La malédiction de Rachid Mimouni
Stock, 1993. Cérès Edition pour la Tunisie, EDDIF pour le Maroc.
Alger est en état de siège, d’ « auto siège ». Prise en otage par ses propres rejetons, elle suffoque sous le gaz lacrymogène envoyé par l’armée sur les hordes d’islamistes insurrectionnels. La Malédiction raconte l’Algérie de la fin des années 80 et début 90. Et raconte aussi comment elle en est arrivée là. Cette Malédiction serait-elle un sort promis à l’Algérie, comme le pense Si Morice (un des personnages), un dommage collatéral de sa propre parturiente ? Le processus de libération de l’Algérie s’est avéré pire qu’une GHR aux complications désastreuses, une grosse à haut risque comme aurait pu le formuler Kader dans son jargon médical.Kader est gynécologue dans un hôpital d’Alger. Il vient de rentrer de France où vivait son frère Hocine, porté aujourd’hui disparu. Avec son voisin Si Morice l’ancien combattant alcoolique, Saïd le camionneur, ils regardent, impuissants, passer le temps. Changer le monde ne fait guère de leurs projets. Rabah est seulement de passage, il est déserteur de l’armée. C’est Saïd qui l’ai ramassé sur le chemin du retour qui ramené du sud. Il y a aussi Palsec que Si Morice aimerait bien adopter, et qui s’avère un compagnon très utile. Nacer, lui, est le bigot du groupe. On sent bien que c’est un gentil, mais on sent aussi sa sympathie pour cette « révolution ».

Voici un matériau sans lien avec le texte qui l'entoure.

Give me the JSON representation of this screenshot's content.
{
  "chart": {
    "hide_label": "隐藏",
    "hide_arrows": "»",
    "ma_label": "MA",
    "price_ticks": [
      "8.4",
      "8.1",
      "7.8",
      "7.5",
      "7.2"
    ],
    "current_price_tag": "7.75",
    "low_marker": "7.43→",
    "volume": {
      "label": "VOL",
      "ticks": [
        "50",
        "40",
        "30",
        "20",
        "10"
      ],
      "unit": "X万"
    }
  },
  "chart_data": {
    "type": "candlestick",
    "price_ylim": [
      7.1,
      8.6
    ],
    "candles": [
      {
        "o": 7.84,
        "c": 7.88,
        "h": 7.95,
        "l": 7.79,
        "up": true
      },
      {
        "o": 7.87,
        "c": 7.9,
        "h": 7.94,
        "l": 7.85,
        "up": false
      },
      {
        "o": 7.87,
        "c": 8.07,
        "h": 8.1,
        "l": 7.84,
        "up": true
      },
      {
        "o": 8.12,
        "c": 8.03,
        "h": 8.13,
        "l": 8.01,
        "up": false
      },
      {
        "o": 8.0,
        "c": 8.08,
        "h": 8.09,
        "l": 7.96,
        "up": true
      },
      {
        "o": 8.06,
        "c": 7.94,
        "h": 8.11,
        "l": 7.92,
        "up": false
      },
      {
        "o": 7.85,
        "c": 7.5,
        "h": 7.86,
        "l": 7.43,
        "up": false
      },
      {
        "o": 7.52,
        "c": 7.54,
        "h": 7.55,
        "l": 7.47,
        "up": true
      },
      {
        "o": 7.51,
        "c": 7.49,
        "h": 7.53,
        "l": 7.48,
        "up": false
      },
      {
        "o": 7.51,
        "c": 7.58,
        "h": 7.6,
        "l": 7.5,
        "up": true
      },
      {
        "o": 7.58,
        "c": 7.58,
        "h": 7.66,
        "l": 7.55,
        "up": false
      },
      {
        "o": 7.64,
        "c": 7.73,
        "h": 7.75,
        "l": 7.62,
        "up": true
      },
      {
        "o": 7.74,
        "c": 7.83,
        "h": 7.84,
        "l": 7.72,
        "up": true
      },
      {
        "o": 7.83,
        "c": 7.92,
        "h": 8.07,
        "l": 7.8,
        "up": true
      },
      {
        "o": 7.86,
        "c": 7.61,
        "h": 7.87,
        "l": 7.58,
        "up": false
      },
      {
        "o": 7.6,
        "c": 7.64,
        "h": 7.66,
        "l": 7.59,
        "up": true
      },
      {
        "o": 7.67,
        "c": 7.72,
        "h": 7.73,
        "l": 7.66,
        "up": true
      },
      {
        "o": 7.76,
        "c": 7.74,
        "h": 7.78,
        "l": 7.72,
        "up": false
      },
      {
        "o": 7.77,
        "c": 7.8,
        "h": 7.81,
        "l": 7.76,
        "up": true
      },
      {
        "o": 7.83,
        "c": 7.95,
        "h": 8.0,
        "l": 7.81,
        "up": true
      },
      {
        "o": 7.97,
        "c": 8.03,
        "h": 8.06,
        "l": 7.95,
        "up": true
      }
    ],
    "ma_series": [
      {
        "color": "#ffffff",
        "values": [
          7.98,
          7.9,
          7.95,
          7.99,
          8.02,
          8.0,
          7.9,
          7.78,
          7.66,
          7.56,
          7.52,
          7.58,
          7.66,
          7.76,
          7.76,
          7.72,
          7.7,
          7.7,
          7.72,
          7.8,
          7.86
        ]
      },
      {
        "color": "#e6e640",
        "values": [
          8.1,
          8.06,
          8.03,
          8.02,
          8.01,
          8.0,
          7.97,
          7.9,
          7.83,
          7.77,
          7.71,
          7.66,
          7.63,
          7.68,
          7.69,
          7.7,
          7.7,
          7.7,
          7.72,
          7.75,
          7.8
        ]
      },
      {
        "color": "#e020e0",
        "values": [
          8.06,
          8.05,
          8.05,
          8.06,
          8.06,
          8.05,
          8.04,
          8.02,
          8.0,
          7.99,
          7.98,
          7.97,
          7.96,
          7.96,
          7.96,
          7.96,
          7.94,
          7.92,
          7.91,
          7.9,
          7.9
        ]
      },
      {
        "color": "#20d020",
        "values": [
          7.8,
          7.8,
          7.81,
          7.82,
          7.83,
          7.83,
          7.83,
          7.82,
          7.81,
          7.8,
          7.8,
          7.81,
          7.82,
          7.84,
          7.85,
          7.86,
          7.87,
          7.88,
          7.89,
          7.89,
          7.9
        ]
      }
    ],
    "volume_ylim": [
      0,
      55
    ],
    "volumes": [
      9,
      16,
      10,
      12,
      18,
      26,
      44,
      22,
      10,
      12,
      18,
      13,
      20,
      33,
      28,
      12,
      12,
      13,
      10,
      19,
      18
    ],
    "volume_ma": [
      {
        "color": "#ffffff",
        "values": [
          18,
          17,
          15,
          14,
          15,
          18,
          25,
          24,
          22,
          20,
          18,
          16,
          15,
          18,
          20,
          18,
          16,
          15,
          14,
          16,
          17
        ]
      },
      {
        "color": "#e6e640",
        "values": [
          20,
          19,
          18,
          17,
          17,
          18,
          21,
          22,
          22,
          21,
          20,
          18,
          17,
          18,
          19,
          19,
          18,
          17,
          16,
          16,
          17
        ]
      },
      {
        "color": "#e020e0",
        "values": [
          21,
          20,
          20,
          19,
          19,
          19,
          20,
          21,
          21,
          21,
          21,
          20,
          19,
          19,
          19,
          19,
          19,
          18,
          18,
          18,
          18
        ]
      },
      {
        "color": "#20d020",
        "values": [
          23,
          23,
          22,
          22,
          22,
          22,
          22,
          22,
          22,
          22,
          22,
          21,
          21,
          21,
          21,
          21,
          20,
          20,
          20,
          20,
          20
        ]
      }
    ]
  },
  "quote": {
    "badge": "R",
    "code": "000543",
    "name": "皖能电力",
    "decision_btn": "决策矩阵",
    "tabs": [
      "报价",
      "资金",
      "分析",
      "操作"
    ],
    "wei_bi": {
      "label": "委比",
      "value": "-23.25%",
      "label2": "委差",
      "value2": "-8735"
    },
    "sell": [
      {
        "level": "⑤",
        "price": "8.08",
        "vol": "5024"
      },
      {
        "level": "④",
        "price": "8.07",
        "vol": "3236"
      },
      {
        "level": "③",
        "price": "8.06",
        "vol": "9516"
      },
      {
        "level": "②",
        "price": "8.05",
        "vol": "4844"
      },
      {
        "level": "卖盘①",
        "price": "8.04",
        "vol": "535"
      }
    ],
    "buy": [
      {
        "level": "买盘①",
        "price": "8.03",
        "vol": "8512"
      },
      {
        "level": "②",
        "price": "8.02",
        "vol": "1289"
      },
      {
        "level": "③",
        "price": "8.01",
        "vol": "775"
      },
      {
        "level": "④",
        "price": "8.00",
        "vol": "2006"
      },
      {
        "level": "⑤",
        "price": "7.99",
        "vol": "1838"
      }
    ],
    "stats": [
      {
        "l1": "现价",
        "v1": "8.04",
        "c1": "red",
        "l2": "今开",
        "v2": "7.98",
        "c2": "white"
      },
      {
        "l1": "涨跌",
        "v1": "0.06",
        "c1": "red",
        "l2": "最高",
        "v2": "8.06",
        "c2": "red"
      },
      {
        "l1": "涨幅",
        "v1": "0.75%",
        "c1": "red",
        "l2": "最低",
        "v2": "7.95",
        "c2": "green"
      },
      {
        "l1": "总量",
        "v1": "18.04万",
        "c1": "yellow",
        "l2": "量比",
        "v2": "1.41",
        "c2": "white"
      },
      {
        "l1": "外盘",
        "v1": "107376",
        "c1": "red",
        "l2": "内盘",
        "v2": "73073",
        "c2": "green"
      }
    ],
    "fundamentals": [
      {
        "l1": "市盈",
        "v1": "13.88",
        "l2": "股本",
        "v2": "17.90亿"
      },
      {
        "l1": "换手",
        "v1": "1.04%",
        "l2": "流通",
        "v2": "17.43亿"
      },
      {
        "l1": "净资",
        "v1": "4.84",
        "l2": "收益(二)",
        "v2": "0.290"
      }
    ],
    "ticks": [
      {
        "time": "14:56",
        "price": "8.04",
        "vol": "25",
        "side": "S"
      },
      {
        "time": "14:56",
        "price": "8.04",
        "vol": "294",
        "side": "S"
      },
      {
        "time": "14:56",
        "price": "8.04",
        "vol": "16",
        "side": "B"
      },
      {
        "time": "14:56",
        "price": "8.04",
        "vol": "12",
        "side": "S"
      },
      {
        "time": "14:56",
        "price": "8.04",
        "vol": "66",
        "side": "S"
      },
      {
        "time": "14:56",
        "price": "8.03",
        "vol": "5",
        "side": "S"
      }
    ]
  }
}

Il y a aussi des femmes. Des femmes belles, sensuelles, aguicheuses. Des femmes qui tentent de de se frayer un petit chemin vers l’émancipation. L’expérience algérienne se révèlera difficile. Nadia, fille d’émigré, ancienne vendeuse dans une librairie à Montpellier, et qui vécut une mésaventure pour avoir tenté sa chance en Algérie ; il y a aussi Leïla, la belle sœur de Kader, mais surtout Louisa, que Kader a rencontrée par hasard lors de sa virée parisienne, et que de petites informations sur lui ont permis de le localiser facilement à Alger. Louisa est née à Constantine, et a laissé derrière elle une réputation sulfureuse. Son unique tort était de vivre seule. Son père décédé, lui avait toujours tout permis, et oublié de lui apprendre « l’essentiel » : sauver les apparences. Sa spontanéité était synonyme de libertinage. Phallocratie oblige. [Une fille comme moi, qui se maquille, fume, et se permet de temps à autre un verre de whisky, c’est clair, c’est une Fatma couche-toi-là. Le drame, c’est que les autres femmes pensent de même (page186)].
Louisa est à la recherche d’un amour qui pourrait lui permettre de panser ses blessures. Elle a trouvé Kader qui, lui, ne sait pas trop ce qu’il veut.
A noter, et c’est quelque chose que j’ai retrouvé chez beaucoup d’auteurs algériens, c’est l’imprécision scientifique (médicale surtout), dans la description de certains faits. Je donne l’exemple suivant page 196 [son taux de glycémie atteignit un niveau tel qu’elle en devint aveugle]. En médecine, les complications ophtalmologiques surviennent après plusieurs années de diabète déséquilibré. Ce n’est pas certainement une hyperglycémie quelle que soit son niveau qui sera responsable d’une cécité subite. Et la baisse de l’acuité visuelle survient progressivement jusqu’à la cécité. L’étudiant en médecine que je suis, diabétique de surcroit, est vite frappé par l’approximation.
Lire Rachid Mimouni est toujours un plaisir. Et le plaisir fut encore plus grand, car je n’avais pas connaissance de l’existence de ce dernier roman. Ce roman est l’ultime œuvre de Rachid Mimouni, disparu trop tôt et subitement en 1995. L’auteur de Tombeza, du Fleuve détourné et de La Ceinture de l’ogresse nous manquera toujours, avec sa vision lucide et son analyse pertinente de la situation sociale de l’Algérie, conséquence d’un pouvoir autocratique, boulimique de pouvoir et de rente pétrolière, et qui développe avec soin sa propension aux mauvaises décisions.
Ce billet est réalisé dans le cadre du Challenge tour du monde, organisé par Livresq.